省エネ設備:自然エネルギーだけでは無理なので・・・
建物を高性能にして自然エネルギーを利用すると言っても、残念ながらそれだけでは簡単にゼロエネにはなりません。出来るだけ自然エネルギーを利用し、あとは機械設備でバランス良く補うという事が必要になってきます。冷暖房は自然エネルギー利用でかなり減らすことが出来ますが、給湯、照明、調理などにエネルギーは必要ですし、さらに様々な家電製品などもあります。そこでそれらを選ぶとき、出来るだけ省エネ性能の高いものを選びます。また使用エネルギーをチェックし減らす設計の工夫も必要です。
冷暖房:エアコンが圧倒的に省エネです。
エアコンというと「電気代が高い」と思われがちですが、じつは一般的な暖房機で一番省エネなのはエアコンです。エアコンはヒートポンプという仕組みで外気が持っている熱を汲み上げ(エアコン自体で熱を発生するのではなく、汲み上げるのに電気を使うだけなので非常に効率が良く)使う電気の3倍以上の熱を作る事が出来ます。しかしエアコンからの温風、冷風が不快という方も多いですね。でも高気密高断熱ならエアコンは緩やかに働きますし、設置方法の建築的工夫でも解決できます。
雑司が谷ZEHでは暖房は床下にある10帖用、冷房は3階吹抜上部の8帖用各1台のエアコンのみで全館の冷暖房をまかなうことが出来ます。暖房用は床下にあるので、温風は感じず床暖房のように床全体が暖まります。冷房用は3階吹抜で直接風が当たらない場所です。小型のエアコンたった2台だけですから、ランニングコストはもちろん、イニシャルコストも非常に安く済みます。
換気:シンプルな方法が一番。
換気は通常の換気扇を使っています。換気するときに熱を逃がさない熱交換換気扇もありますが、これはコストが高いですし、ダクト式で工事が複雑なものも多く、デメリットを考えるとわざわざ採用するほどの省エネ効果はありません。

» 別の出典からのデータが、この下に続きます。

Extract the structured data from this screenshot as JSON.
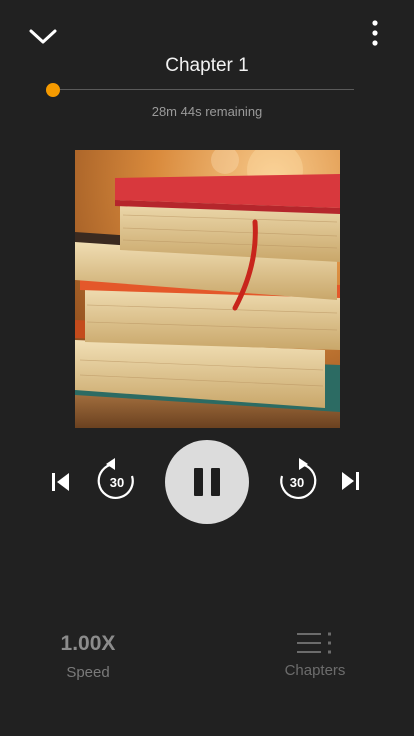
{
  "header": {
    "collapse_icon": "chevron-down-icon",
    "more_icon": "more-vertical-icon",
    "chapter_title": "Chapter 1"
  },
  "progress": {
    "fraction": 0.0,
    "remaining_text": "28m 44s remaining",
    "accent_color": "#f59a00"
  },
  "cover": {
    "description_icon": "book-stack-cover"
  },
  "controls": {
    "previous_icon": "skip-previous-icon",
    "rewind_icon": "rewind-30-icon",
    "rewind_seconds": "30",
    "play_pause_icon": "pause-icon",
    "forward_icon": "forward-30-icon",
    "forward_seconds": "30",
    "next_icon": "skip-next-icon"
  },
  "bottom": {
    "speed_value": "1.00X",
    "speed_label": "Speed",
    "chapters_icon": "chapter-list-icon",
    "chapters_label": "Chapters"
  }
}
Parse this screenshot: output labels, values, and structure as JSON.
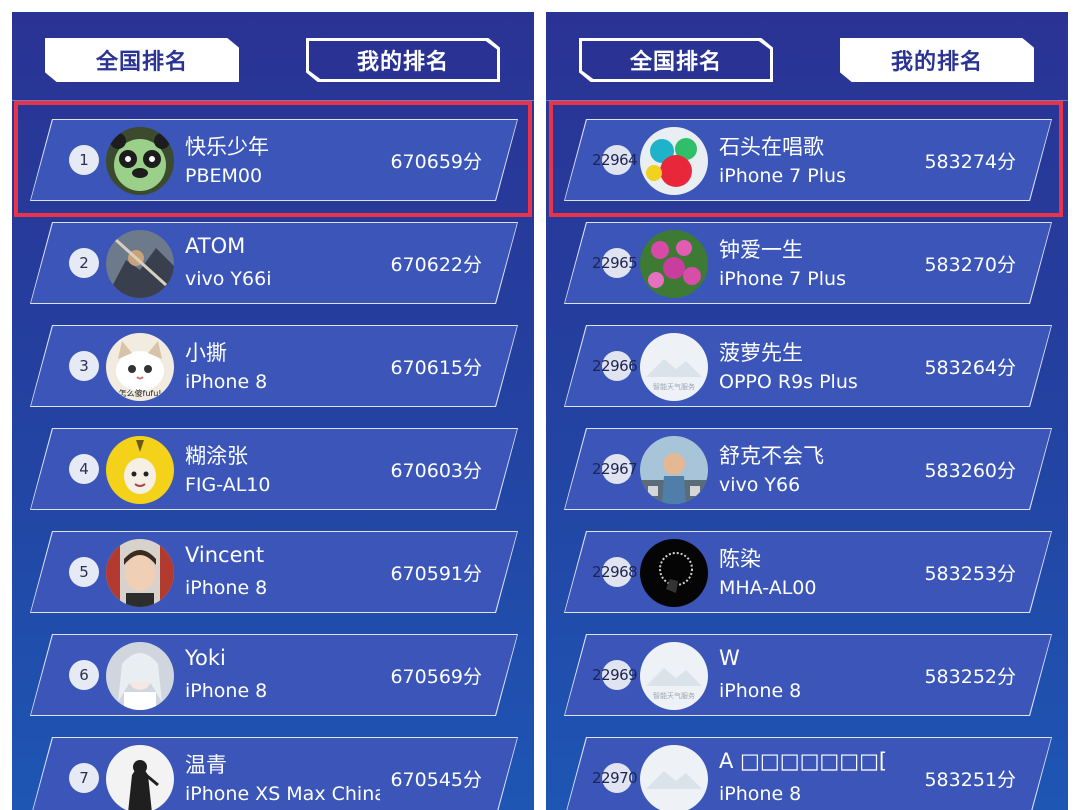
{
  "tabs": {
    "national": "全国排名",
    "mine": "我的排名"
  },
  "left_list": [
    {
      "rank": "1",
      "name": "快乐少年",
      "device": "PBEM00",
      "score": "670659分",
      "avatar": "panda-avatar"
    },
    {
      "rank": "2",
      "name": "ATOM",
      "device": "vivo Y66i",
      "score": "670622分",
      "avatar": "warrior-avatar"
    },
    {
      "rank": "3",
      "name": "小撕",
      "device": "iPhone 8",
      "score": "670615分",
      "avatar": "cat-avatar",
      "avatar_caption": "怎么傻fufu!"
    },
    {
      "rank": "4",
      "name": "糊涂张",
      "device": "FIG-AL10",
      "score": "670603分",
      "avatar": "banana-hood-avatar"
    },
    {
      "rank": "5",
      "name": "Vincent",
      "device": "iPhone 8",
      "score": "670591分",
      "avatar": "boy-photo-avatar"
    },
    {
      "rank": "6",
      "name": "Yoki",
      "device": "iPhone 8",
      "score": "670569分",
      "avatar": "costume-avatar"
    },
    {
      "rank": "7",
      "name": "温青",
      "device": "iPhone XS Max China",
      "score": "670545分",
      "avatar": "silhouette-avatar"
    }
  ],
  "right_list": [
    {
      "rank": "22964",
      "name": "石头在唱歌",
      "device": "iPhone 7 Plus",
      "score": "583274分",
      "avatar": "balloons-avatar"
    },
    {
      "rank": "22965",
      "name": "钟爱一生",
      "device": "iPhone 7 Plus",
      "score": "583270分",
      "avatar": "flowers-avatar"
    },
    {
      "rank": "22966",
      "name": "菠萝先生",
      "device": "OPPO R9s Plus",
      "score": "583264分",
      "avatar": "default-avatar",
      "avatar_caption": "智能天气服务"
    },
    {
      "rank": "22967",
      "name": "舒克不会飞",
      "device": "vivo Y66",
      "score": "583260分",
      "avatar": "cartoon-avatar"
    },
    {
      "rank": "22968",
      "name": "陈染",
      "device": "MHA-AL00",
      "score": "583253分",
      "avatar": "dark-ring-avatar"
    },
    {
      "rank": "22969",
      "name": "W",
      "device": "iPhone 8",
      "score": "583252分",
      "avatar": "default-avatar",
      "avatar_caption": "智能天气服务"
    },
    {
      "rank": "22970",
      "name": "A □□□□□□□[",
      "device": "iPhone 8",
      "score": "583251分",
      "avatar": "default-avatar"
    }
  ],
  "colors": {
    "panel_top": "#2a3394",
    "panel_bottom": "#1e56b4",
    "card": "#3b56b8",
    "highlight": "#e8334a"
  }
}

雑司が谷ZEHの換気方式は第3種換気と呼ばれる、各部屋には給気口を取り、トイレなど数カ所の換気扇で排気する一般的な方式です。パッシブデザインの開放的なプランならそれで十分に換気が行き渡ります。給気口は通常より多く設置し夏冬で使い分けています。夏は北面から涼しい空気を、冬は南面から暖かい空気を採り入れる事で熱のロスを低減します。なお寒冷地の場合は省エネ効果が大きいので熱交換換気扇がお勧めです。
給湯もヒートポンプです。
給湯もランニングコストの点では、エアコンと同じヒートポンプの仕組みを使ったエコキュートが断然一番です。しかし電気を多く使うことに抵抗のある方も多いと思います。実際エネルギー効率で考えると、ヒートポンプが3倍の効率だとしてもそもそも電気を作る時点で1/3(火力の場合)の効率なので結局ガスと大差ないですから、ガス給湯というのも一つの見識だと思います。
とは言え、雑司が谷ZEHではエコキュートを採用しました。将来、ガス、灯油などの化石燃料は無くなるかもしれませんが、電気はいずれ風力、太陽光、地熱などの自然エネルギーに切り替わると思うからです。また、エコキュートのタンクには常に新鮮な水(お湯)が300L以上あるので緊急時用の貯水タンクとしても意味があります。
照明:デザイナー好みの多灯分散方式。
照明についてはLED化の波がとどまることはないでしょう。消費電力は白熱電球の1/10程度ですし、品揃えも豊富になり、価格もずいぶんこなれてきました。欠点としては光の色が多少不自然ですが、一般使用には十分ですし、必要があれば高演色性の器具も用意されています。
白熱電球をLEDに換えるだけで十分省エネですが、さらに多灯分散式と呼ばれる照明計画があります。これは部屋の真ん中にドンと明るい照明を一つ付けるのではなく小さめの照明を多数分散して付け、必要な照明を必要なときだけ点灯することにより省エネになるというものです。照明による空間の演出と相性がよいので、デザイナー好みと言えます。雑司が谷ZEHもこの方法を採用していますが、照明器具の数はかなり多くなるのでイニシャルコストは割高です。
その他の設備:雨水利用,生ゴミ処理のコンポスタなどもあります。
このあたりは、省エネというよりはエコという問題ですね。雑司が谷ZEHは2階リビングですから簡単に庭に出ることが出来ないので地面に埋設するタイプのコンポスタは考えていませんが、生ゴミ処理機については検討中です。雨水タンクは250Lのもの2台設置予定で1台は2階バルコニー、もう1台は庭に置くつもりです。植物への水やりや洗車などに使えますが、どちらかというと非常用の水のストックと考えています。
まとめ
省エネの設備計画は簡単に言ってしまえば出来るだけ消費電力の少ない(燃費の良い)器具を選ぶという事に尽きますが、快適性を確保する為には各器具の欠点を補う設計上の工夫も必要ですし、非常時の有用性も考えておきたい所です。また、単に省エネというだけでなく広く環境に配慮する視点も欲しいと思います。